One obvious method for computing the minimum distance from a point to a 3D triangle is to project the point onto the plane of the triangle, determine the barycentric coordinates of the resulting point, and use them to determine whether the projected point lies within the triangle. If not, clamp its the barycentric coordinates to be in the range [0,1], and that gives you the closest point that lies inside the triangle.
Is there a way to speed this up or simplify it somehow?
Assuming you're using one of the known fast algorithms, the only way to speed it up is when you are doing a lot of measurements on a lot of triangles. In that case, you can keep a lot of quantities precomputed in "edge" or "winding" structures. Instead of storing the 3 points, you store meshes comprised of edge structures. Projection then becomes very quick and barycentric tests can be coded so that they are branch-predictable.
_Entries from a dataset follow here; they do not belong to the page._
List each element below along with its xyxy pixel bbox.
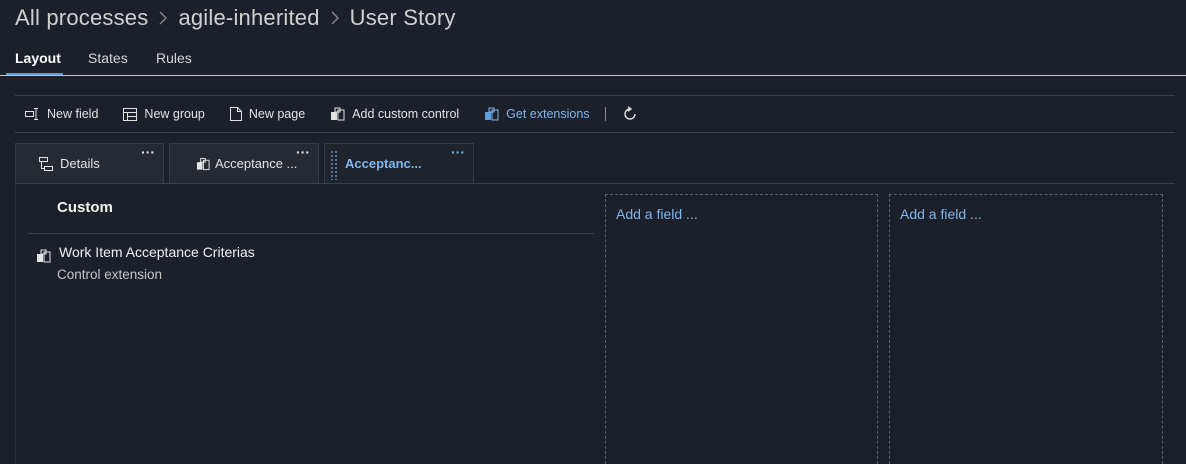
get-extensions-button[interactable]: Get extensions bbox=[484, 102, 590, 126]
tab-layout[interactable]: Layout bbox=[15, 50, 61, 70]
new-group-button[interactable]: New group bbox=[123, 102, 205, 126]
custom-control-icon bbox=[331, 107, 345, 121]
page-tab-acceptance[interactable]: Acceptance ... ··· bbox=[169, 143, 319, 183]
new-page-button[interactable]: New page bbox=[229, 102, 306, 126]
tree-icon bbox=[39, 157, 53, 171]
new-group-label: New group bbox=[144, 107, 205, 121]
section-2: Add a field ... bbox=[605, 194, 878, 464]
breadcrumb: All processes agile-inherited User Story bbox=[15, 4, 456, 32]
page-tab-acceptance-active[interactable]: Acceptanc... ··· bbox=[324, 143, 474, 183]
tab-rules[interactable]: Rules bbox=[156, 50, 192, 70]
drag-grip-icon[interactable] bbox=[330, 150, 338, 180]
field-work-item-acceptance-criterias[interactable]: Work Item Acceptance Criterias Control e… bbox=[36, 243, 576, 287]
breadcrumb-all-processes[interactable]: All processes bbox=[15, 5, 148, 31]
section-3: Add a field ... bbox=[889, 194, 1163, 464]
group-title[interactable]: Custom bbox=[57, 199, 113, 216]
new-page-label: New page bbox=[248, 107, 306, 121]
page-tab-label: Acceptanc... bbox=[345, 156, 422, 171]
add-field-link[interactable]: Add a field ... bbox=[616, 206, 698, 222]
tab-states[interactable]: States bbox=[88, 50, 128, 70]
more-options-icon[interactable]: ··· bbox=[141, 145, 155, 159]
more-options-icon[interactable]: ··· bbox=[296, 145, 310, 159]
breadcrumb-process[interactable]: agile-inherited bbox=[178, 5, 319, 31]
more-options-icon[interactable]: ··· bbox=[451, 145, 465, 159]
refresh-icon bbox=[623, 106, 636, 120]
toolbar-separator bbox=[604, 107, 606, 121]
toolbar: New field New group New page Add custom … bbox=[15, 96, 1175, 133]
field-type: Control extension bbox=[57, 267, 163, 282]
page-tab-label: Acceptance ... bbox=[215, 156, 298, 171]
add-custom-control-button[interactable]: Add custom control bbox=[330, 102, 459, 126]
add-field-link[interactable]: Add a field ... bbox=[900, 206, 982, 222]
chevron-right-icon bbox=[330, 11, 340, 25]
extension-icon bbox=[37, 249, 51, 263]
add-custom-control-label: Add custom control bbox=[352, 107, 460, 121]
new-field-button[interactable]: New field bbox=[25, 102, 98, 126]
chevron-right-icon bbox=[158, 11, 168, 25]
new-field-label: New field bbox=[47, 107, 99, 121]
page-tab-details[interactable]: Details ··· bbox=[15, 143, 164, 183]
new-page-icon bbox=[229, 107, 242, 121]
extensions-icon bbox=[485, 107, 499, 121]
extension-icon bbox=[196, 157, 210, 171]
active-tab-indicator bbox=[6, 73, 63, 75]
tab-bar: Layout States Rules bbox=[0, 44, 1186, 76]
group-divider bbox=[28, 233, 594, 234]
get-extensions-label: Get extensions bbox=[506, 107, 590, 121]
new-field-icon bbox=[25, 108, 38, 120]
page-tab-label: Details bbox=[60, 156, 100, 171]
refresh-button[interactable] bbox=[622, 102, 645, 126]
breadcrumb-work-item-type: User Story bbox=[349, 5, 456, 30]
new-group-icon bbox=[123, 107, 138, 121]
field-name: Work Item Acceptance Criterias bbox=[59, 244, 255, 260]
The real key is to just keep everything in cache. Processors can do MUL and DIV in nearly 1 clock cycle so memory is usually the bottleneck.
Also, consider writing the algo in SSE3 or something similar (such as Mono's SIMD support). It's work, but you can usually do a couple triangles at a time if you think hard enough about it.
I'll try to find some papers on the topic, but you might want to Google for "Ray Mesh Intersection". That will bring up all the great work from the 80s and 90s when people worked hard on optimizing this stuff.
There are different approaches to finding the distance from a point P0 to a triangle P1,P2,P3.
The 3D method. Project the point onto the plane of the triangle and use barycentric coordinates or some other means of finding the closest point in the triangle. The distance is found in the usual way.
The 2D method. Apply a translation/rotation to the points so that P1 is on the origin, P2 is on the z-axis, P3 in the yz plane. Projection is of the point P0 is trivial (neglect the x coordinate). This results in a 2D problem. Using the edge equation its possible to determine the closest vertex or edge of the triangle. Calculating distance is then easy-peasy.
This paper compares the performance of both with the 2D method winning.